Purists still consider Campbeltown one of the most important zones of Scotch production, purely because of their huge impact at the turn of the 20th century on popularizing the stuff. Single malts made there contain both the sweet and the savory, with briny, smokey notes jostling with fruit, toffee and vanilla.

​There are only three distilleries left here, including old Glengyle, which was founded in 1872, shuttered in 1925, and was just reopened in its original location in 2004.

Predominant Flavors

Among the previously mentioned brine and smoke, enthusiasts also praise the area’s distinctive (and, unless you have the palate for it, a bit off-putting) flavour of wet dog, also called wet wool.

Islay

Islay

This small island off the west coast of the mainland is only 25 miles long, but contains nine distilleries. To the uninitiated, their Scotch can be a bit intense, given that it packs a powerful wallop due to the quality of its peat (soil made of decayed moss matter).

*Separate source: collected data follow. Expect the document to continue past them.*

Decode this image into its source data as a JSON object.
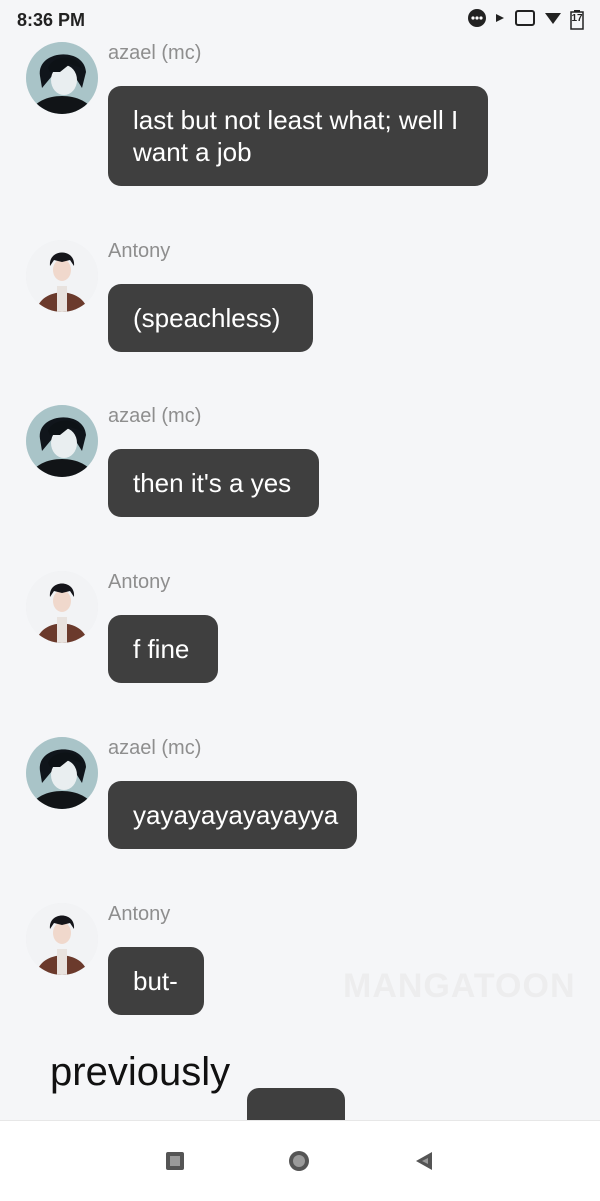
{
  "status_bar": {
    "time": "8:36 PM",
    "battery_level": "17",
    "icons": [
      "more-notifications-icon",
      "notification-icon",
      "screen-icon",
      "wifi-icon",
      "battery-icon"
    ]
  },
  "messages": [
    {
      "sender": "azael (mc)",
      "avatar": "azael-avatar",
      "text": "last but not least what; well I want a job"
    },
    {
      "sender": "Antony",
      "avatar": "antony-avatar",
      "text": "(speachless)"
    },
    {
      "sender": "azael (mc)",
      "avatar": "azael-avatar",
      "text": "then it's a yes"
    },
    {
      "sender": "Antony",
      "avatar": "antony-avatar",
      "text": "f fine"
    },
    {
      "sender": "azael (mc)",
      "avatar": "azael-avatar",
      "text": "yayayayayayayya"
    },
    {
      "sender": "Antony",
      "avatar": "antony-avatar",
      "text": "but-"
    }
  ],
  "watermark": "MANGATOON",
  "overlay_text": "previously",
  "navigation": {
    "buttons": [
      "recents-button",
      "home-button",
      "back-button"
    ]
  },
  "colors": {
    "background": "#f5f6f8",
    "bubble": "#3f3f3f",
    "bubble_text": "#ffffff",
    "sender_text": "#8e8e8e"
  }
}
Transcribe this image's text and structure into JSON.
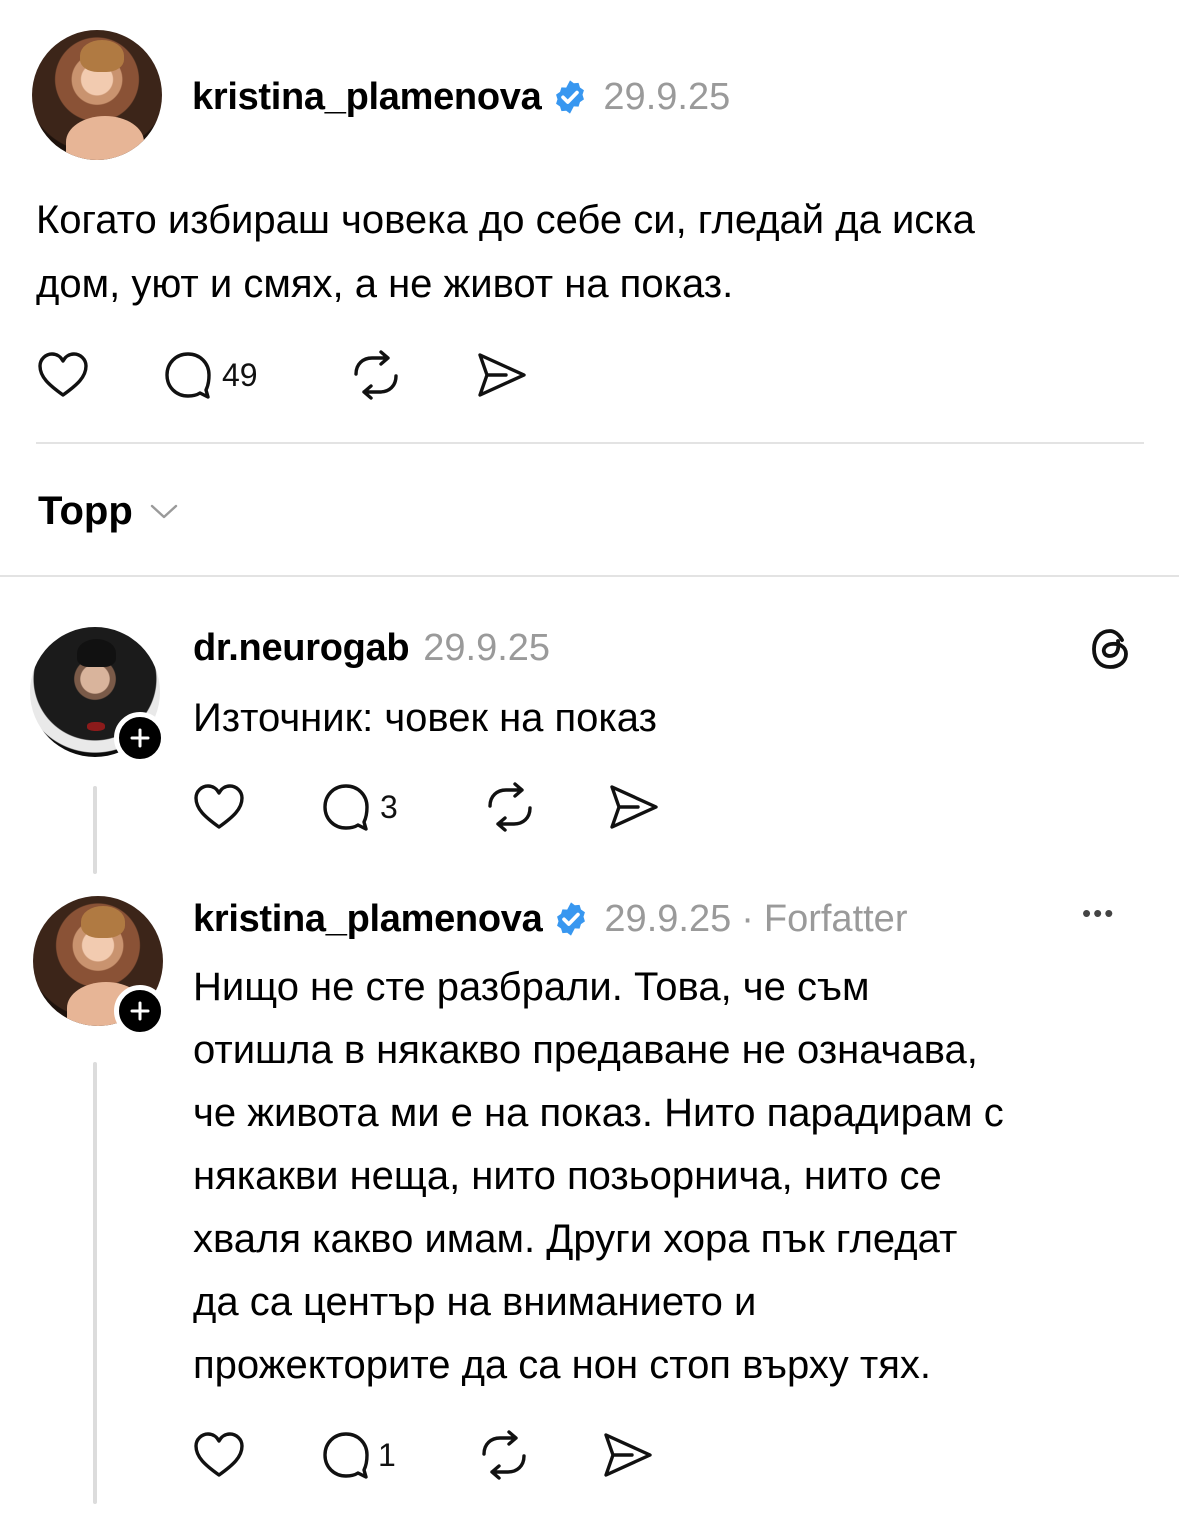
{
  "post": {
    "username": "kristina_plamenova",
    "date": "29.9.25",
    "text_lines": [
      "Когато избираш човека до себе си, гледай да иска",
      "дом, уют и смях, а не живот на показ."
    ],
    "actions": {
      "comments_count": "49"
    }
  },
  "sort": {
    "label": "Topp"
  },
  "replies": [
    {
      "username": "dr.neurogab",
      "date": "29.9.25",
      "text_lines": [
        "Източник: човек на показ"
      ],
      "actions": {
        "comments_count": "3"
      }
    },
    {
      "username": "kristina_plamenova",
      "date": "29.9.25",
      "separator": "·",
      "author_tag": "Forfatter",
      "more": "•••",
      "text_lines": [
        "Нищо не сте разбрали. Това, че съм",
        "отишла в някакво предаване не означава,",
        "че живота ми е на показ. Нито парадирам с",
        "някакви неща, нито позьорнича, нито се",
        "хваля какво имам. Други хора пък гледат",
        "да са център на вниманието и",
        "прожекторите да са нон стоп върху тях."
      ],
      "actions": {
        "comments_count": "1"
      }
    }
  ],
  "icons": {
    "verified": "verified-badge-icon",
    "like": "heart-icon",
    "comment": "comment-bubble-icon",
    "repost": "repost-icon",
    "share": "send-icon",
    "threads": "threads-logo-icon",
    "follow": "plus-icon",
    "sort_toggle": "chevron-down-icon"
  },
  "colors": {
    "verified": "#3897f0",
    "meta": "#9a9a9a",
    "separator": "#e3e3e3"
  }
}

​Considered the heavy-hitters of Scotch whisky, these spirits are usually heavily peated, often oily and even sometimes compared to iodine. Islay is home to a current eight distilleries which include Ardbeg, Bowmore, Bruichladdich, Bunnahabhain, Caol Ila, Kilchoman, Lagavulin and Laphroaig.

There are eight active distilleries and the industry is the island’s second largest employer after agriculture

The level of smokiness a Scotch achieves is determined by the time and type of smoldering peat the barley is exposed to during its drying process. The peat on Islay, fed on a constant diet of rain and seaspray, is particularly pungent and adds a strong smoky, earthy taste with a touch of salty seaweed. If you think you can handle it, cop a bottle of Ardbeg to put some bag on your pipes.

Predominant Flavors

Although they don’t sound appetizing, the mixture off brine, sea wood, smoke, and salt add a distinctive and intense flavour. It’s an acquired taste.